Zinke explained to the committee President Donald Trump’s 2019 Interior budget request of $11.7 billion, down from the $13.5 billion budget for fiscal 2017 that has been continued into 2018.

But Washington Sen. Maria Cantwell, the top Democrat on the committee, pressed Zinke about his alleged use of public funds for travel on private jets and to replace doors in his office at a cost of $138,000, charges that are under investigation by his department’s inspector general.

“I never took a private jet anywhere,” Zinke said at the hearing. “I resent the fact of your insults, and I resent the fact that you mislead.”

Cantwell also focused on what she called the Trump administration’s “unlawful exercises of presidential or secretarial power.”

“Over the past year, the Trump administration has overseen an attack on our public lands and on our nation’s strong conservation ethic that I believe is unprecedented,” Cantwell said.

The department announced that it would consider expanding offshore drilling leases in public waters in January, and internal agency documents show that the department was focused on the potential for oil and gas exploration at Bears Ears National Monument, a protected Utah site.

Zinke’s actions represent an “abandonment” of his stewardship of the country’s public resources, Cantwell said, adding that Zinke had “undermined the public trust” by gutting key conservation programs and prioritizing energy development “at any cost.”

“Many of these actions are not popular with the public and are legally being challenged in court,” she said. “I believe these actions will ultimately be overturned as unlawful exercises of presidential or secretarial power.”
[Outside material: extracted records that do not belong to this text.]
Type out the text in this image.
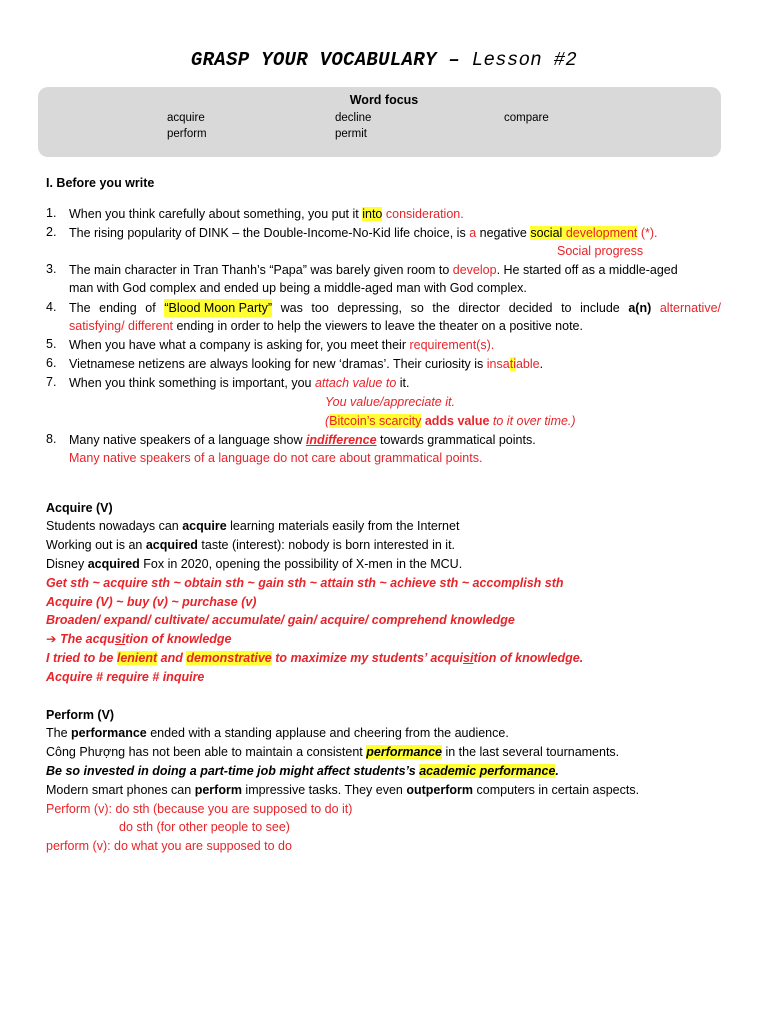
GRASP YOUR VOCABULARY – Lesson #2
Word focus
acquire	decline	compare
perform	permit
I. Before you write
1. When you think carefully about something, you put it into consideration.
2. The rising popularity of DINK – the Double-Income-No-Kid life choice, is a negative social development (*).
Social progress
3. The main character in Tran Thanh’s “Papa” was barely given room to develop. He started off as a middle-aged
man with God complex and ended up being a middle-aged man with God complex.
4. The ending of “Blood Moon Party” was too depressing, so the director decided to include a(n) alternative/
satisfying/ different ending in order to help the viewers to leave the theater on a positive note.
5. When you have what a company is asking for, you meet their requirement(s).
6. Vietnamese netizens are always looking for new ‘dramas’. Their curiosity is insatiable.
7. When you think something is important, you attach value to it.
You value/appreciate it.
(Bitcoin’s scarcity adds value to it over time.)
8. Many native speakers of a language show indifference towards grammatical points.
Many native speakers of a language do not care about grammatical points.
Acquire (V)
Students nowadays can acquire learning materials easily from the Internet
Working out is an acquired taste (interest): nobody is born interested in it.
Disney acquired Fox in 2020, opening the possibility of X-men in the MCU.
Get sth ~ acquire sth ~ obtain sth ~ gain sth ~ attain sth ~ achieve sth ~ accomplish sth
Acquire (V) ~ buy (v) ~ purchase (v)
Broaden/ expand/ cultivate/ accumulate/ gain/ acquire/ comprehend knowledge
➔ The acqusition of knowledge
I tried to be lenient and demonstrative to maximize my students’ acquisition of knowledge.
Acquire # require # inquire
Perform (V)
The performance ended with a standing applause and cheering from the audience.
Công Phượng has not been able to maintain a consistent performance in the last several tournaments.
Be so invested in doing a part-time job might affect students’s academic performance.
Modern smart phones can perform impressive tasks. They even outperform computers in certain aspects.
Perform (v): do sth (because you are supposed to do it)
do sth (for other people to see)
perform (v): do what you are supposed to do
She then turned to what she called an “absurd” decision — raising national park fees, including entrance fees at Mount Rainier and Olympic National Parks. She said the higher fees will hurt Washington businesses and communities.

Zinke said discounted rates at national parks for the elderly and veterans, among others, are hurting the parks.

“When you have a park like Rainier, the money that they receive coming in the front gate, I want to make sure more of it goes to that park superintendent so he has flexibility in how he spends it,” Zinke said. “American parks belong to the public and everyone should have access.”